The car is kaputt (s. u.).
Die ersten Renneinsätze mit dem MTB haben wir auch hinter uns. Vor zwei Wochen durfte ich in Durbanville ran. Allzu viele Überraschungen konnten dort nicht warten, da mir die Strecken in der Region von meinen beiden Cape-Epic-Teilnahmen bekannt sind und das Motto „Kennst Du eine, kennst Du alle“ gilt. Das soll keinesfalls heißen, dass die Strecken langweilig sind. Aber vom Grundprinzip sind sie doch ähnlich. Die sehr spontane Entscheidung zu dem Rennen zu fahren, trug nicht unbedingt zur Rennvorbereitung bei. So dilettantisch stand ich vermutlich das letzte Mal bei meinem ersten Rennen vor 15 Jahren am Start. So ging es Punkt sechs Uhr morgens (die spinnen die Südafrikaner) bewaffnet mit Handpumpe und einer Batterie Müsliriegel an den Start. An letzteren würde ich das halbe Rennen lang zu kauen haben. Am ersten längeren Anstieg wunderte ich mich erstmal, weshalb einer der Konkurrenten sich vor mir völlig auskotzte, um als erster über die Kuppe zu kommen und im Folgenden zwangsläufig völlig zu kollabieren. Des Rätsels Lösung gab es erst am Nachmittag: Bergprämie. In der Ausschreibung hatte davon nichts gestanden. Wie auch immer: 150 Euro ohne Not vergeigt, Depp! Das weitere Rennen verlief, zumindest dem Anschein nach, ohne weitere Zwischenfälle. Ich konnte mich nach und nach meiner Mitstreiter entledigen. Den letzten verbliebenen Konkurrenten nahm ich mit meinen neu erworbenen (Halb-)Fähigkeiten als Aushilfsstraßenfahrer in einem Flachstück gemeinerweise auf die Windkante, woraufhin auch dieser die Segel strich. Das Ziel erreichte ich zur allgemeinen Verwunderung als Dritter ohne je wieder jemanden gesehen zu haben. Es bleiben nur zwei Möglichkeiten: Ich habe irgendwo eine Extraschleife gedreht (meine Vermutung) oder die beiden vor mir haben irgendwo eine Abkürzung oder ein Wurmloch gefunden. So genau weiß das keiner. Der Herr Kommissär analysiert jedenfalls noch bis zum heutigen Tage unsere GPS-Daten …
Die Aussicht am Stairway to Heaven in Meerendal konnte ich bei meinen bisherigen Besuchen aufgrund akuten Zeitdrucks nicht genießen.

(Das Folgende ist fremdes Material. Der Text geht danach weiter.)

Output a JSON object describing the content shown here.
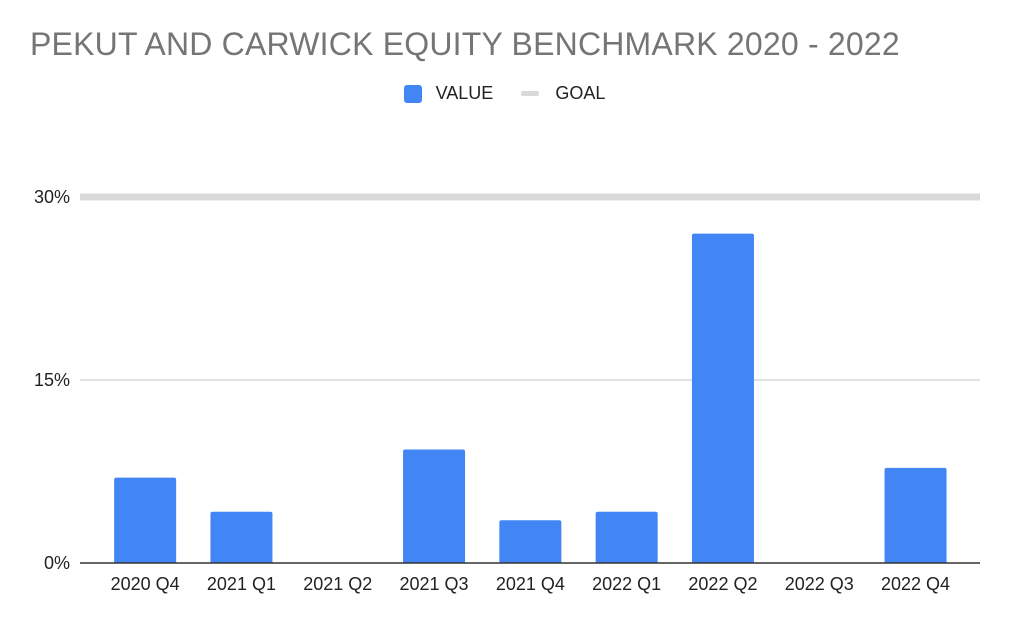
{
  "colors": {
    "value": "#4285f4",
    "goal": "#d9d9d9",
    "gridline": "#d9d9d9",
    "baseline": "#333333",
    "title": "#757575"
  },
  "chart_data": {
    "type": "bar",
    "title": "PEKUT AND CARWICK EQUITY BENCHMARK 2020 - 2022",
    "categories": [
      "2020 Q4",
      "2021 Q1",
      "2021 Q2",
      "2021 Q3",
      "2021 Q4",
      "2022 Q1",
      "2022 Q2",
      "2022 Q3",
      "2022 Q4"
    ],
    "series": [
      {
        "name": "VALUE",
        "type": "bar",
        "values": [
          7.0,
          4.2,
          0,
          9.3,
          3.5,
          4.2,
          27.0,
          0,
          7.8
        ]
      },
      {
        "name": "GOAL",
        "type": "line",
        "values": [
          30,
          30,
          30,
          30,
          30,
          30,
          30,
          30,
          30
        ]
      }
    ],
    "ylim": [
      0,
      30
    ],
    "yticks": [
      0,
      15,
      30
    ],
    "ytick_labels": [
      "0%",
      "15%",
      "30%"
    ],
    "xlabel": "",
    "ylabel": "",
    "legend": "top-center",
    "grid": true
  }
}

Jugend trainiert für Olympia.
Laura war dann am vergangenen Wochenende dran mit Rennenfahren. Hierzu haben wir uns in die Nähe des West-Coast-Nationalparks begeben. Die Veranstaltung dort ordnete sich in die Kategorie Halden-Bike-Marathon ein. Sowas gibt es hier also auch. Lediglich die Ironie in der Aussage „very little sand“ in der Ausschreibung war uns entgangen. Laura ließ ungeachtet dessen und im Gegensatz zu mir nichts anbrennen und überquerte mit hinreichendem Vorsprung die Ziellinie. Sicher wäre der Vorsprung noch deutlich größer ausgefallen, wenn man ihr vorher gesagt hätte, dass es sich (mutmaßlich) um eines der schlangenreichsten Gebiete des Planeten handelt. Dies wurde mir allerdings erst bei meiner Trainingseinheit nach dem Rennen deutlich. Zugegebenermaßen wurde mir in Anbetracht der Tatsache, dass alle 50 Meter eine einwandfreie Schlängellinie im Sand quer über die Straße verlief (in Kombination mit der Tatsache, dass am Morgen dort eine Horde Mountainbiker durchgepflügt war), dann auch etwas mulmig. Die Entscheidung, sich lieber etwas in Richtung Straßenmitte zu orientieren, stellte sich im weiteren Verlauf dann auch als sehr vernünftig heraus. Den Rest des Wochenendes verbrachten wir am Strand, wo wir zu unserem Erstaunen einen Delfin (?) und einige Wale einschließlich eines Killerwales (der eigentlich auch ein Delfin ist) in unmittelbarer Strandnähe beobachten konnten.
(Wasser sehr kalt)
(Laura schreibt jetzt zu Ende, weil ich für heute am Ende bin.)

Die (größeren) Kinder gehen zu unserer Freude weiterhin gerne zur „pre-school“, sprich Kindergarten, und überraschen uns täglich mit neu erlerntem Englisch wie „Klopapier-bums“, was wohl „Clean up your bums!“ heißt, aber die Bedeutung ist nicht weit verfehlt. Heute haben sie der Sekretärin im Kindergarten erklärt „Our car is kaputt“. Sie hat es wohl verstanden.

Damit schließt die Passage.